THINGS OF WHICH WE STRONGLY APPROVE THESE DAYS
The Time-Warner building in New York City, although we hear some people hate it. The Hudson Hotel, where we stayed recently with the Killer and which, a visiting friend of ours pointed out, is too cool to even have a sign outside. Patricia Barber. Our own tuna tartare. Peruvian Boogaloo. The paint color of our main floor; Willow Wood. It’s a vivid yellowy green. Our cosmopolitain, which we believe is better than those we drank in chi-chi bars in New York. Chicago. Our new look, “graphic trash rock”, which involves lots of black clothes with grungy graphics and very dark jeans. The Complete On The Corner Sessions by Miles Davis. Handmade pasta. Philip Glass, more than ever. The Local Bar, a new wine bar with terrific food and a lovely visual appeal that opened in the lobby of the new Great Canadian Theatre in our neighbourhood, Hintonburg. The movie poster, album cover and idea of Control, the Ian Curtis/Joy Division film. Although, it must be said, we have not yet seen it. The smokey margarita that we stole from John Grey’s place in Playa Del Carmen. Hell, John Grey’s Place in Playa Del Carmen, on the Boulevard Del Corazon.

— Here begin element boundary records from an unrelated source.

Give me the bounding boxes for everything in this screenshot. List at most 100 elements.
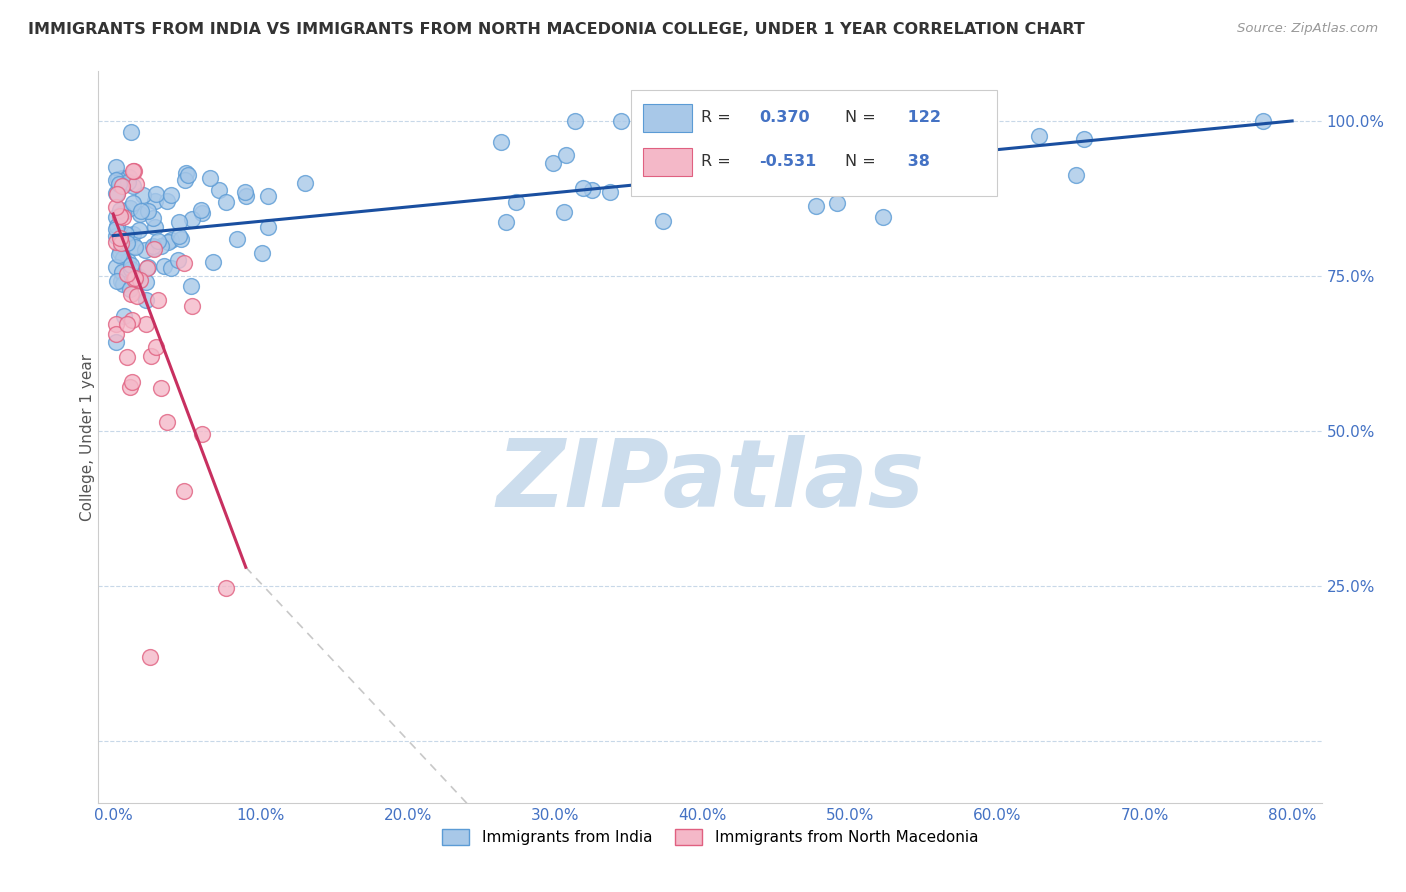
Point — [118, 282, 141, 296]
Point — [128, 223, 150, 237]
Point — [156, 415, 179, 429]
Point — [143, 194, 166, 208]
Text: R =: R = — [702, 153, 737, 169]
FancyBboxPatch shape — [643, 104, 692, 132]
Point — [173, 256, 195, 270]
FancyBboxPatch shape — [630, 90, 997, 195]
Point — [122, 163, 145, 178]
Point — [139, 650, 162, 665]
Point — [214, 581, 236, 595]
Point — [105, 326, 128, 341]
Point — [121, 375, 143, 389]
Point — [146, 293, 169, 307]
Point — [160, 233, 183, 247]
Point — [235, 188, 257, 202]
Point — [564, 114, 586, 128]
Point — [129, 273, 152, 287]
Point — [120, 125, 142, 139]
Point — [110, 177, 132, 191]
Point — [129, 207, 152, 221]
Point — [111, 266, 134, 280]
Text: N =: N = — [845, 110, 876, 125]
Point — [156, 194, 179, 208]
Point — [132, 188, 155, 202]
Text: IMMIGRANTS FROM INDIA VS IMMIGRANTS FROM NORTH MACEDONIA COLLEGE, UNDER 1 YEAR C: IMMIGRANTS FROM INDIA VS IMMIGRANTS FROM… — [28, 22, 1085, 37]
Text: 122: 122 — [903, 110, 941, 125]
Point — [105, 335, 128, 350]
Point — [107, 177, 129, 191]
Point — [110, 209, 132, 223]
Point — [115, 267, 138, 281]
Point — [110, 240, 132, 254]
Point — [105, 228, 128, 243]
Point — [108, 231, 131, 245]
Point — [117, 175, 139, 189]
Point — [825, 195, 848, 210]
Point — [120, 261, 142, 276]
Point — [135, 275, 157, 289]
Point — [136, 260, 159, 275]
Point — [111, 264, 134, 278]
Point — [121, 178, 143, 193]
Point — [191, 206, 214, 220]
Point — [294, 176, 316, 190]
Point — [250, 246, 273, 260]
Point — [117, 253, 139, 268]
Point — [872, 211, 894, 225]
Point — [198, 170, 221, 185]
Point — [124, 271, 146, 285]
Point — [139, 349, 162, 363]
Point — [142, 239, 165, 253]
Point — [208, 183, 231, 197]
Point — [117, 267, 139, 281]
Point — [146, 234, 169, 248]
Point — [112, 309, 135, 323]
Point — [111, 179, 134, 194]
Point — [105, 235, 128, 250]
Point — [118, 227, 141, 242]
Point — [105, 173, 128, 187]
Point — [136, 203, 159, 218]
Point — [190, 202, 212, 217]
Point — [695, 167, 717, 181]
Point — [173, 484, 195, 499]
Point — [709, 166, 731, 180]
Point — [160, 187, 183, 202]
Point — [115, 235, 138, 250]
Text: N =: N = — [845, 153, 876, 169]
Point — [117, 351, 139, 365]
Point — [495, 215, 517, 229]
Point — [142, 211, 165, 225]
Point — [908, 114, 931, 128]
Point — [856, 120, 879, 135]
Point — [215, 195, 238, 210]
Point — [491, 135, 513, 149]
FancyBboxPatch shape — [643, 148, 692, 176]
Point — [599, 186, 621, 200]
Point — [111, 206, 134, 220]
Point — [804, 120, 827, 135]
Point — [112, 210, 135, 224]
Point — [609, 114, 631, 128]
Point — [143, 242, 166, 256]
Point — [120, 380, 142, 394]
Point — [125, 288, 148, 302]
Point — [1064, 168, 1087, 182]
Text: -0.531: -0.531 — [759, 153, 817, 169]
Point — [108, 203, 131, 218]
Point — [105, 210, 128, 224]
Point — [967, 132, 990, 146]
Point — [879, 114, 901, 128]
Point — [115, 317, 138, 331]
Point — [135, 293, 157, 307]
Point — [135, 260, 157, 275]
Point — [145, 341, 167, 355]
Legend: Immigrants from India, Immigrants from North Macedonia: Immigrants from India, Immigrants from N… — [437, 825, 983, 850]
Point — [804, 199, 827, 213]
Point — [124, 239, 146, 253]
Point — [142, 239, 165, 253]
Point — [110, 274, 132, 288]
Point — [174, 166, 197, 180]
Point — [180, 279, 202, 293]
Point — [226, 232, 249, 246]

THINGS UPON WHICH, ON THE OTHER HAND, WE HAVE TURNED OUR BACK
Jonathan Lethem. Michael Chabon. Williamsburg. Beckta restaurant and wine bar. Blade Runner, a little bit, although it chokes us up to say so. The Replacements, who seemed to us so important during the strange, stunted second adolescence that we went though in our 20s, when we were devoted to them, REM and Husker Du. We do, however, intend to read that new book about them.


Friday, January 18, 2008

136 BEEF SOUP NEW MEE FUNG BOOTH STREET, OTTAWA

Beautifully fast. Orangey-red. Bright and sharp. Firey! Smart. Piping hot. Salty. Soulful. Heady. Insanely great. Hip. Cool. Beat. Neat. Sweet. Eat it and sweat. Eat it and see the future.